= Elfa Rún Kristinsdóttir =

Icelandic name (born 1985)

Elfa Rún Kristinsdóttir (born 1985) is an Icelandic violinist. She is widely known for her interpretations, especially of Baroque music.

Elfa Rún came to international prominence through her victory at the International Johann Sebastian Bach Competition in Leipzig in 2006, where she won the Grand Prize, the Audience Prize and a special prize awarded to the youngest finalist. Elfa Rún has also won several awards at the Icelandic Music Awards, including the Performer of the Year award in 2012 and the Album of the Year award in 2015 for her recording of the works of Georg Philipp Telemann. Elfa Rún was nominated for the Nordic Council Music Prize in 2015 and again in 2023. Her work in historically informed performance of Baroque music has been well received, and she is an active member of Akademie für Alte Musik Berlin. She has also appeared as soloist with the Iceland Symphony Orchestra, Les Siècles, and the Hamburger Symphoniker.

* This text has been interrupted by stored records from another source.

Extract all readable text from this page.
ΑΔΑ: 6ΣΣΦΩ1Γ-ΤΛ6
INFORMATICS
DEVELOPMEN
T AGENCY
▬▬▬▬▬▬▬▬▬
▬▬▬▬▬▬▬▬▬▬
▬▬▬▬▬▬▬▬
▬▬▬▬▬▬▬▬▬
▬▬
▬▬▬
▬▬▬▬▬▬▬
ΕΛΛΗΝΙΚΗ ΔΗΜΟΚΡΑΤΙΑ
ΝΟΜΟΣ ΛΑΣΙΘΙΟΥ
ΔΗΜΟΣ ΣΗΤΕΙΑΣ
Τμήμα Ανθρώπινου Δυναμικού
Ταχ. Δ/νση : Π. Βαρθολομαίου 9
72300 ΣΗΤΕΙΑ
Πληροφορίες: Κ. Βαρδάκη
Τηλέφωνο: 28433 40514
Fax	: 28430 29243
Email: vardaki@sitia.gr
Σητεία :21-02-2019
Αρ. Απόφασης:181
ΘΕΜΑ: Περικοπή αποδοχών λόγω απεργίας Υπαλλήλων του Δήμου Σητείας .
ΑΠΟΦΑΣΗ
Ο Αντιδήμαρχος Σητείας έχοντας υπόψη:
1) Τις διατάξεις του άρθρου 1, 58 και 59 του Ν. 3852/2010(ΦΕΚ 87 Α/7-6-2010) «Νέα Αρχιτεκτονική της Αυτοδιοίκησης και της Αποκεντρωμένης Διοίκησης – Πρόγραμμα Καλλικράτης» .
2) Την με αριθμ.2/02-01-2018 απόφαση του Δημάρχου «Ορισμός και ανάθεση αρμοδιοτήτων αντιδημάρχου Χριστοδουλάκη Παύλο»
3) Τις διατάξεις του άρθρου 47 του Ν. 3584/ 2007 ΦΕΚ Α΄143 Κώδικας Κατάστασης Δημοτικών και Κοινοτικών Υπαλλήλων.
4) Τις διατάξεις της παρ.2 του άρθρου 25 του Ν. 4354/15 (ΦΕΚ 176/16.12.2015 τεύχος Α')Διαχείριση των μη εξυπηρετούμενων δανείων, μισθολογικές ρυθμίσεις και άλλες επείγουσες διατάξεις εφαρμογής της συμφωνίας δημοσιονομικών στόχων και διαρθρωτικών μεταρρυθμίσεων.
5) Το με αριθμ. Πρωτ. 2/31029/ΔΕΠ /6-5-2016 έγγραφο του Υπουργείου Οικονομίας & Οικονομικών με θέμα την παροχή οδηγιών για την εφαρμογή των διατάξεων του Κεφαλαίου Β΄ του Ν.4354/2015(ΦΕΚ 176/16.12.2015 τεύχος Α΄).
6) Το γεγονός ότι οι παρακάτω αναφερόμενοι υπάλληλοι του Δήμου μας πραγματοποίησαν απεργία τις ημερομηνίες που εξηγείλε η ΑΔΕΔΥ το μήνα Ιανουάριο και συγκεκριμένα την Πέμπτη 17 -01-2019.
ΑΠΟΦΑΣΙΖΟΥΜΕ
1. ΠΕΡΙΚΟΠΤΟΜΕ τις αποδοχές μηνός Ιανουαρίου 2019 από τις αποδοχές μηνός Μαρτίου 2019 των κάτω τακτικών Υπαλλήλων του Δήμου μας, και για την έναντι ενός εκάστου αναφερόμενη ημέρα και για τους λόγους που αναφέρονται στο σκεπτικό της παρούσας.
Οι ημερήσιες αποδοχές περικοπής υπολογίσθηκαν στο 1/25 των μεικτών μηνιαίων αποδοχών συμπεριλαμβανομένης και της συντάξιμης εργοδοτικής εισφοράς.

After finishing her studies in her native Iceland with a diploma from Iceland Academy of the Arts, Elfa studied in Freiburg and Leipzig under the tutelage of Rainer Kussmaul and Carolin Widmann.

Elfa Rún has recorded several solo CDs, including Violin Concertos by J.S. Bach (with Kaleidoskop Soloists Ensemble, 2011) and the Telemann Fantasias for solo violin (2014).